Friday, November 04, 2005

I must be dreaming!

I don't usually dream. And when I do, I complete them so that by the time I wake up, I have no inkling of them (that's my hypothesis). In fact, I can count the total number of dreams I've had this year with my pair of hands. No kidding.

I have had two dreams this year, amongst others, that have left a real deep impression in me. Sometimes, I wonder about their significance. Indeed, it is the second of these, which took place like about a month ago, that provided the er... inspiration to this post.

The first dream. I believe it happened just after I returned to Sydney from the last summer break. That would put it around March.

It started off with me walking along the pavement with a girl who happens to be a rather well-known singer. It was at night and along a rather quiet street. I was holding her hand and we were chatting as we strolled.

I remember thinking as we walked,"Hey, how come I am attached?"

And then, "This can't be true. This can't be happening. I remember I am single."

But as we walked, I got used to that feeling and slowly but surely, those thoughts of doubts dissipated. Then I started to enjoy that warm lovey dovey feeling. Now the funny bit is this singer isn't one of those I like (read not in the list in my profile). In fact, I find she was and still is quite overhyped. OK, most importantly, I don't find her attractive (so she shall not be named to protect the innocent, i.e. ME!).


Yet, in this dream, we're a couple. And I didn't have that repulsive feeling at all. In fact, it was just the opposite and I certainly found her attractive. How bizarre is that?!

I also remember us having to meet this way because of her status and the need to avoid the paparazzi. After quite a while, it was time for her to go home. So I hailed a cab for her which she boarded alone. Yes, she went home alone. Again, because of the need to avoid the paparazzi. We both understood and accepted it without complaint. I even remember myself sighing as I watched the diminishing silhouette of the cab.

Then I woke. And it was with mixed feelings. That feeling of being in love was so real. I wished the dream had lasted longer. But I also felt disgust because it wasn't with someone I was really attracted to in real life. :P

The second dream. I was with a male friend in a hotel room. For some reason, I know this was a close male friend but I do not know his identity. There was just that warm and familiar feeling about him. We were waiting for a mutual friend. And yes, you guessed it, this mutual friend was that same well-known singer again! In this dream, the singer and I were just close friends, not lovers. The three of us had to meet up this way, again to avoid the paparazzi and her fans.
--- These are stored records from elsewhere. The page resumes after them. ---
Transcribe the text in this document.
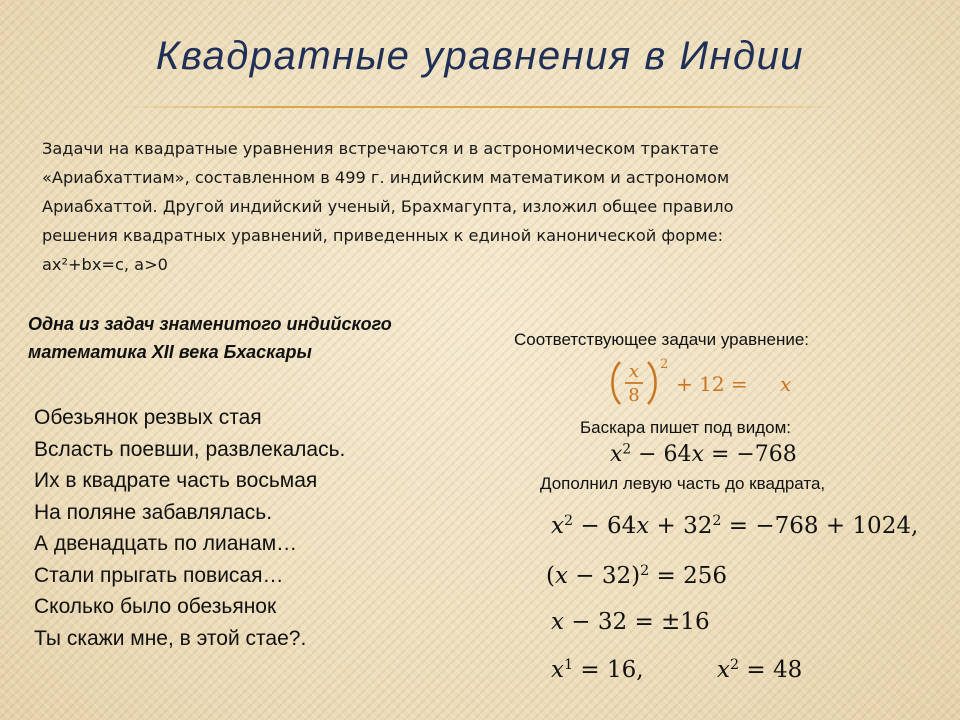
Квадратные уравнения в Индии
Задачи на квадратные уравнения встречаются и в астрономическом трактате
«Ариабхаттиам», составленном в 499 г. индийским математиком и астрономом
Ариабхаттой. Другой индийский ученый, Брахмагупта, изложил общее правило
решения квадратных уравнений, приведенных к единой канонической форме:
ах²+bх=с, а>0
Одна из задач знаменитого индийского
математика XII века Бхаскары
Обезьянок резвых стая
Всласть поевши, развлекалась.
Их в квадрате часть восьмая
На поляне забавлялась.
А двенадцать по лианам…
Стали прыгать повисая…
Сколько было обезьянок
Ты скажи мне, в этой стае?.
Соответствующее задачи уравнение:
x
8
2
+ 12 = x
Баскара пишет под видом:
$x^2 - 64x = -768$
Дополнил левую часть до квадрата,
$x^2 - 64x + 32^2 = -768 + 1024$,
$(x - 32)^2 = 256$
x − 32 = ±16
$x^1 = 16$,	$x^2 = 48$
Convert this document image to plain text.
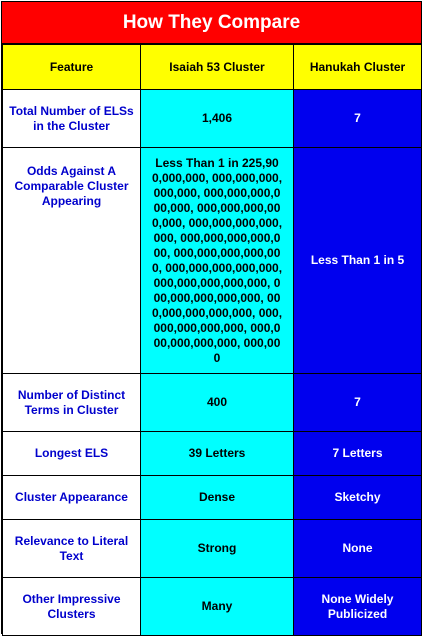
How They Compare
Feature	Isaiah 53 Cluster	Hanukah Cluster
Total Number of ELSs in the Cluster	1,406	7
Odds Against A Comparable Cluster Appearing	Less Than 1 in 225,900,000,000, 000,000,000,000,000, 000,000,000,000,000, 000,000,000,000,000, 000,000,000,000,000, 000,000,000,000,000, 000,000,000,000,000, 000,000,000,000,000, 000,000,000,000,000, 000,000,000,000,000, 000,000,000,000,000, 000,000,000,000,000, 000,000,000,000,000, 000,000	Less Than 1 in 5
Number of Distinct Terms in Cluster	400	7
Longest ELS	39 Letters	7 Letters
Cluster Appearance	Dense	Sketchy
Relevance to Literal Text	Strong	None
Other Impressive Clusters	Many	None Widely Publicized
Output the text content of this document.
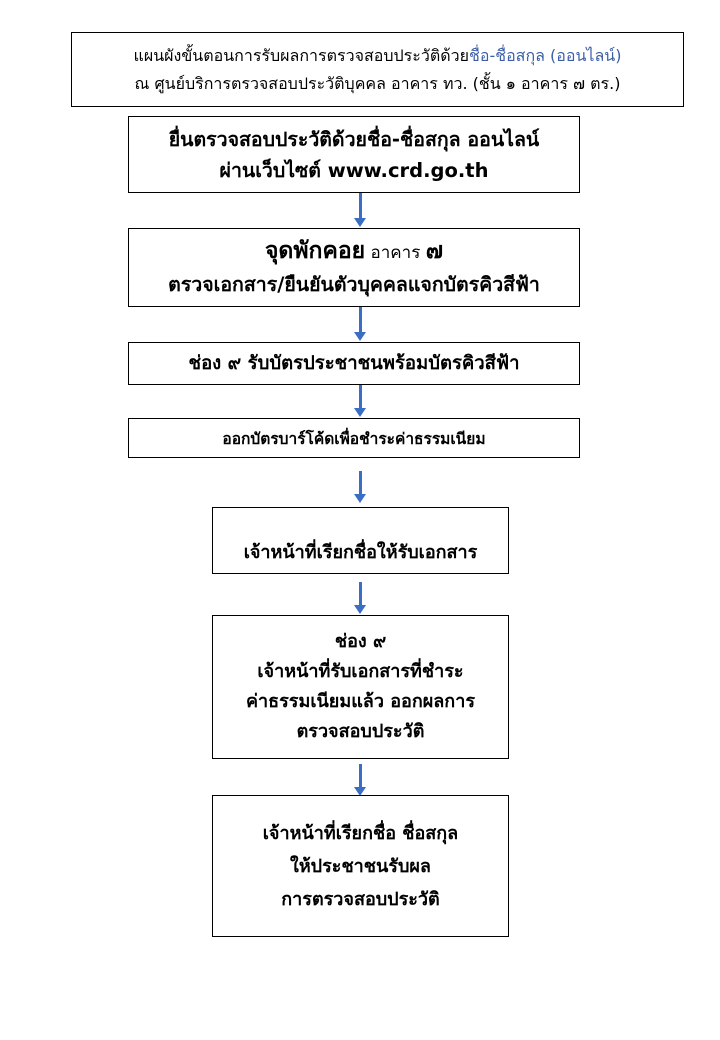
แผนผังขั้นตอนการรับผลการตรวจสอบประวัติด้วยชื่อ-ชื่อสกุล (ออนไลน์)
ณ ศูนย์บริการตรวจสอบประวัติบุคคล อาคาร ทว. (ชั้น ๑ อาคาร ๗ ตร.)
ยื่นตรวจสอบประวัติด้วยชื่อ-ชื่อสกุล ออนไลน์
ผ่านเว็บไซต์ www.crd.go.th
จุดพักคอย อาคาร ๗
ตรวจเอกสาร/ยืนยันตัวบุคคลแจกบัตรคิวสีฟ้า
ช่อง ๙ รับบัตรประชาชนพร้อมบัตรคิวสีฟ้า
ออกบัตรบาร์โค้ดเพื่อชำระค่าธรรมเนียม
เจ้าหน้าที่เรียกชื่อให้รับเอกสาร
ช่อง ๙
เจ้าหน้าที่รับเอกสารที่ชำระ
ค่าธรรมเนียมแล้ว ออกผลการ
ตรวจสอบประวัติ
เจ้าหน้าที่เรียกชื่อ ชื่อสกุล
ให้ประชาชนรับผล
การตรวจสอบประวัติ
After a while, she entered the hotel room and the three of us started bantering. And we went on and on for a long time. I remember enjoying myself a lot, laughing a lot. They seemed to be enjoying themselves too. I awoke during one such long laughter.


I'm glad I seldom dream.

147 days to go.

1 Comments:

Blogger Acey Deucey said...

I read somewhere that you can actually control your dreams! Firstly, you have to be fully aware in the dream that it IS a dream. Then you use your mind power to control happens next.

I suppose during my first dream, I sort of entered the first phase. I was initially suspicious it was a dream but it felt so real that I starting believing it really was happening.